Hark! I bring you glad tidings, and also the only correct interpretation of the granddaddy of all Christmas classics, which every American must, by law, catch a snippet of each holiday season.
Are you ready?
Mary Bailey is the true hero of “It’s a Wonderful Life.”
This is not how the movie is billed. The hero is supposed to be Mary’s husband, George Bailey, a tortured Boy Scout-type played by Jimmy Stewart who longs for travel and adventure even while duty keeps him stuck in the fictional hamlet of Bedford Falls. “It’s a Wonderful Life” takes place one Christmas Eve when George’s daffy uncle misplaces a deposit for the family’s financial institution: George must reckon with the potential ruination of the business while struggling to figure out whether his life and work have any worth at all. There are a lot of flashbacks. There’s a guardian angel. The movie ends with the whole town rallying to celebrate George and douse him with literal buckets of money.
Disregard all of this. Deck the halls with Donna Reed.
When, in one flashback, a market crash threatens to sink the Bailey Building & Loan, whose idea is it to donate George and Mary’s honeymoon funds to keep things afloat? Not George’s. Panicked customers are storming the lobby when Mary shows up with fistfuls of cash.
When George wants to throw rocks at an abandoned house, it’s Mary who suggests they restore the house instead.
The film’s final, triumphant scene is only made possible because while George’s genius plan to correct his uncle’s error involves jumping off a bridge for the life insurance policy, Mary is racing around town rustling up donations.
“Mary Bailey invented GoFundMe,” observes a pro-Mary partisan on Twitter.

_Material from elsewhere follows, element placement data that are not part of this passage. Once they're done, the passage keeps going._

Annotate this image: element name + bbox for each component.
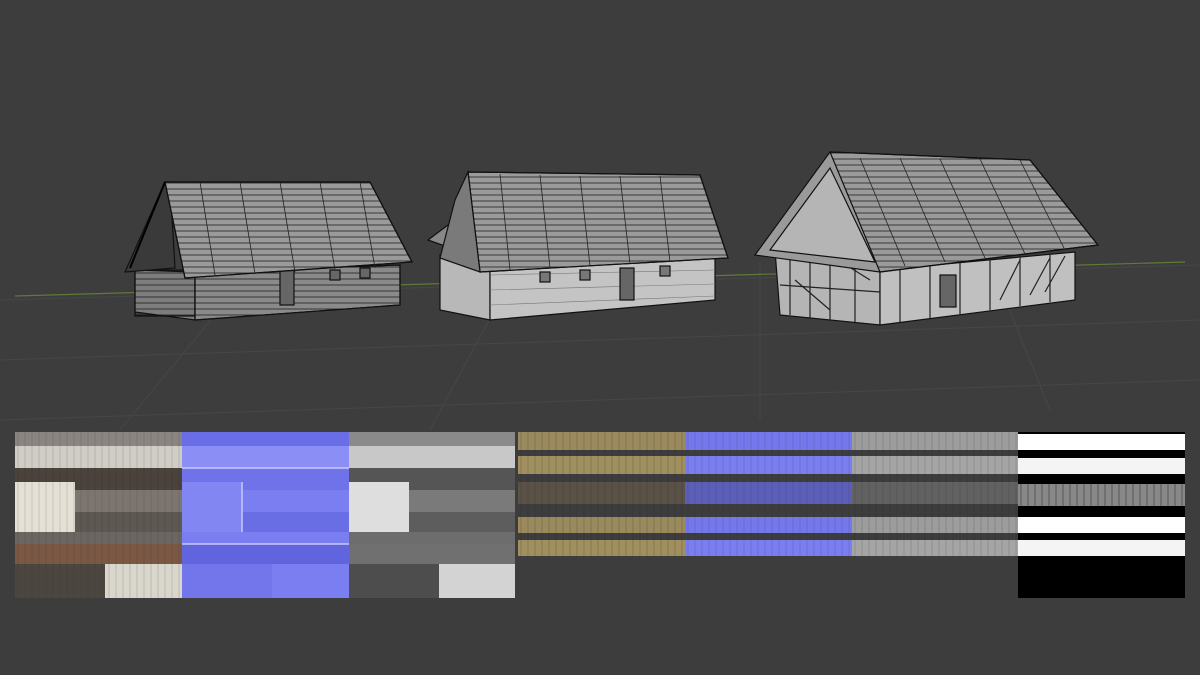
3d-viewport[interactable] bbox=[0, 0, 1200, 675]
texture-thatch-normal bbox=[685, 432, 852, 557]
texture-walls-roughness bbox=[349, 432, 515, 598]
texture-walls-normal bbox=[182, 432, 349, 598]
model-plastered-cottage[interactable] bbox=[426, 169, 729, 321]
model-log-cabin[interactable] bbox=[124, 181, 413, 321]
texture-thatch-albedo bbox=[518, 432, 685, 557]
texture-thatch-roughness bbox=[852, 432, 1018, 557]
texture-thatch-opacity bbox=[1018, 432, 1185, 598]
texture-walls-albedo bbox=[15, 432, 182, 598]
model-timber-frame-house[interactable] bbox=[753, 151, 1100, 326]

Yes, I did go trawl the internet to see if I was the only one harboring these feelings of appreciation for Mary ... and no, I emphatically am not.
“It’s a Wonderful Life is the story of Mary Bailey, who twice saves her husband’s floundering business, pulls him back from the brink of suicide/jail, and raises four children while successfully gut-rehabbing a historic home,” observes another member of Team Mary.
“Mary Bailey is the true hero of ‘It’s a Wonderful Life,’ " says Caleb Norris, a film buff with whom I chatted about our shared Mary devotion. “And some mopey man gets all the glory.”
Mary deals with the same leaky roof and small-town limitations as her husband with one major difference: She never complains. She doesn’t need an angel named Clarence to descend from heaven and inform her that she’s actually led a wonderful life. She knows intuitively that wonderful lives are not made by collecting passport stamps or military honors; they are made by investing in the community around you and wallpapering the bejesus out of an old Victorian.
“Why must you torture the children?” she asks George when he takes out his foul work-mood on the family. Why indeed? She’s the one who’s been home all day with a sick toddler and a clanging piano.
Does “It’s a Wonderful Life” realize that Mary is its hero? It does not. In one of the film’s most famous sequences, the angel Clarence gives George a glimpse of how his town would have fared if George had never been born. It’s bad. A slumlord has taken over the neighborhoods. A platoon of soldiers never came home from the war. And Mary? Clarence tells him, with horror, that she’s “just about to close up the library.”
That’s right: In an alternate reality in which half of Bedford Falls has been turned into a cemetery, the movie suggests that the saddest thing of all is that Mary Bailey became a librarian.
Once you see it, you can’t unsee it: The entire movie celebrates the personal sacrifices of a nice man while ignoring the identical sacrifices of a nice woman. Why? Because “It’s a Wonderful Life” assumes something that society assumed in the 1940s and sometimes continues to assume to this day: A wife is supposed to sacrifice, buck up, make do, slog through. But when the husband does it, the whole town must take note.
I cannot express how much I love this movie, which I watch multiple times every year, and have since childhood. I hope you love it, too. But the next time you sit down with Frank Capra’s classic, please indulge me with one experimental viewing, in which you let your eye drift slightly off-center and fall on the true hero of the story.
Merry Christmas. It’s Mary’s Christmas.